Dataset TM → LLM-TM Gain Gap vs. BERT
AG-News +4.76% −1.65%
R8 +1.72% +0.39%
R52 +9.83% +0.19%
SST2 +9.63% −8.76%
HoC +4.48% −1.00%

Key Findings

  • LLM-Guided TM surpasses BERT on R8 and R52 while maintaining full symbolic interpretability.
  • SST2 shows the largest absolute gain (+9.63%) yet also the largest remaining gap versus BERT (−8.76%), indicating that short-text sentiment analysis still requires contextual understanding.
  • On the biomedical HoC dataset, the proposed method approaches BERT (81.90% vs. 82.90%); semantic decomposition effectively recovers compound word semantics (e.g., immunosuppressionimmune + suppression).
  • Symbolic feature groups are semantically coherent — e.g., the politics sub-intent extracts {parliament, election, results}.
  • The entire inference pipeline remains purely symbolic — no embeddings and no runtime LLM calls are required.

Highlights & Insights

  • The paradigm of "LLM as semantic teacher rather than classifier" is elegant — it leverages LLM world knowledge while entirely avoiding runtime overhead.
  • Sub-intent decomposition makes the augmented features inherently interpretable, unlike embedding-based augmentation which introduces black-box components.
  • The three-stage curriculum generation strategy is particularly important for clause learning in Boolean symbolic models — balancing lexical stability and diversity is the critical design consideration.

Limitations & Future Work

  • The framework depends on LLM generation quality — sub-intents may be inaccurate in complex domains or when class boundaries overlap.
  • Removing negated literals improves interpretability but reduces expressive power, precluding the capture of negation logic.
  • No systematic hyperparameter ablation is conducted (number of clauses, synthetic sample size, weighting schemes, etc.).
  • The remaining gap versus BERT on SST2 suggests that contextual understanding of short texts remains a bottleneck.
  • vs. TM (GloVe): GloVe augmentation provides static word vector alignment, whereas the proposed sub-intent guidance provides structured semantic associations, yielding a +5.31% improvement on R52.
  • vs. BERT: BERT retains an advantage on most tasks (except R8/R52) at the cost of interpretability.
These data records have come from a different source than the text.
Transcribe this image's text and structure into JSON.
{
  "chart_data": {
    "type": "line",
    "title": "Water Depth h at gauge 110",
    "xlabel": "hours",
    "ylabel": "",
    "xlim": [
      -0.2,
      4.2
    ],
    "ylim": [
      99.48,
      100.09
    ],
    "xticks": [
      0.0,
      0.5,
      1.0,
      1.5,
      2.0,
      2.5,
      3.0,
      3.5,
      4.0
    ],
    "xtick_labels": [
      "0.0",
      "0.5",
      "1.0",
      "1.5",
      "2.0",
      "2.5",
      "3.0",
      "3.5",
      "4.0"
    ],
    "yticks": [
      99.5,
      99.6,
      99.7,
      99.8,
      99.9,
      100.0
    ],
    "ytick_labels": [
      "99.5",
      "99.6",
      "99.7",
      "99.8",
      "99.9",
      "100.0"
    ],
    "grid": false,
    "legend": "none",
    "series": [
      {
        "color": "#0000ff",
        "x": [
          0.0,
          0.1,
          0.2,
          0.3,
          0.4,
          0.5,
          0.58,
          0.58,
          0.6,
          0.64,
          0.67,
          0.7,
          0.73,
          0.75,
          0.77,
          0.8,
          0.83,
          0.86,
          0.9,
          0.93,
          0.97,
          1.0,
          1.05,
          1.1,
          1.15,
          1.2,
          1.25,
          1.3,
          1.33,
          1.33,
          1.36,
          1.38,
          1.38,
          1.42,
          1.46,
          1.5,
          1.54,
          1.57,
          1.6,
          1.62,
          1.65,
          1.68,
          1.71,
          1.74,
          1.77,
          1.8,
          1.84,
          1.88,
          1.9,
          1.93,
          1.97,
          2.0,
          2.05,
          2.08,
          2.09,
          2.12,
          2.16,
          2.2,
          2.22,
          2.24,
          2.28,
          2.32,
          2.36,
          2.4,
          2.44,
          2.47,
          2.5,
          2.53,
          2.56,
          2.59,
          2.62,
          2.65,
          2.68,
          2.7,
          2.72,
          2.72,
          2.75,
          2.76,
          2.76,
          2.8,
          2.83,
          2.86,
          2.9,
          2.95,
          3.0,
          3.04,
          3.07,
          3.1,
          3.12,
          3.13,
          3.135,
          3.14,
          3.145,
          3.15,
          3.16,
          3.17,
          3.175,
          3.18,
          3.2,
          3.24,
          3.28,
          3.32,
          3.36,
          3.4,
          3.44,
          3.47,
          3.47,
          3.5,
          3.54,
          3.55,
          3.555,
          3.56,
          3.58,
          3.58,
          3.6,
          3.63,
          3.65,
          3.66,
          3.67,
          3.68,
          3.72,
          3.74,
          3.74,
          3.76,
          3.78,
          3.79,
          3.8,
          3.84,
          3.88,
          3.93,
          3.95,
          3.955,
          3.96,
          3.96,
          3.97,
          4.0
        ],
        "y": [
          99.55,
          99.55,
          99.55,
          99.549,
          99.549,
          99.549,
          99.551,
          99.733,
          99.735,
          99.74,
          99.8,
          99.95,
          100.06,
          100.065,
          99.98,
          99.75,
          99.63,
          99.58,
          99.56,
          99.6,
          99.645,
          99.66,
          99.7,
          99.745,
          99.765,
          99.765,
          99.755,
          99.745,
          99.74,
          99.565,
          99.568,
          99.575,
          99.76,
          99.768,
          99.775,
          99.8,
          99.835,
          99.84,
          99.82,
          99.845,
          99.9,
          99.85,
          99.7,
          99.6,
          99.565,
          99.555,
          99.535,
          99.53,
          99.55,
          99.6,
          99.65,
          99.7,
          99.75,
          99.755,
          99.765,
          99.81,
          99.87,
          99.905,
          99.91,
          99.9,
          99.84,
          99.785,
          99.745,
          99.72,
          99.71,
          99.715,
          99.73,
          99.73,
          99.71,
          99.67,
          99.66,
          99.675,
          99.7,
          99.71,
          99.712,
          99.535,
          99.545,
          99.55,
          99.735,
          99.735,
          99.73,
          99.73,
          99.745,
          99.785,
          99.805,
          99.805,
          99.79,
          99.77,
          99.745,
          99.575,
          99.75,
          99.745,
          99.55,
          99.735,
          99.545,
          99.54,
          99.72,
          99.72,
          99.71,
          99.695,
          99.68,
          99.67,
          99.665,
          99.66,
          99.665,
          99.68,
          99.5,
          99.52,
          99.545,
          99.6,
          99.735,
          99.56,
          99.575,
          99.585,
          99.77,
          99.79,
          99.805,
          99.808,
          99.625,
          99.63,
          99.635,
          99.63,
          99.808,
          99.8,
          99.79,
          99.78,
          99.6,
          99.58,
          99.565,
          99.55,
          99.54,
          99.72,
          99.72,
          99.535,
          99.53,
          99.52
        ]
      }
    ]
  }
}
The proposed method closes most of the performance gap while preserving symbolic transparency.
  • vs. symbolic distillation methods: Existing approaches typically distill models into decision trees or linear rules; this work is the first to distill into clause logic.

Rating

  • Novelty: ⭐⭐⭐⭐ — The idea of symbolically transferring LLM semantic knowledge into Tsetlin Machines is original.
  • Experimental Thoroughness: ⭐⭐⭐⭐ — Six datasets spanning multiple domains; ablation experiments are lacking.
  • Writing Quality: ⭐⭐⭐⭐ — The framework is described clearly and case analyses are convincing.
  • Value: ⭐⭐⭐⭐ — Provides a practical solution for high-stakes scenarios requiring interpretability.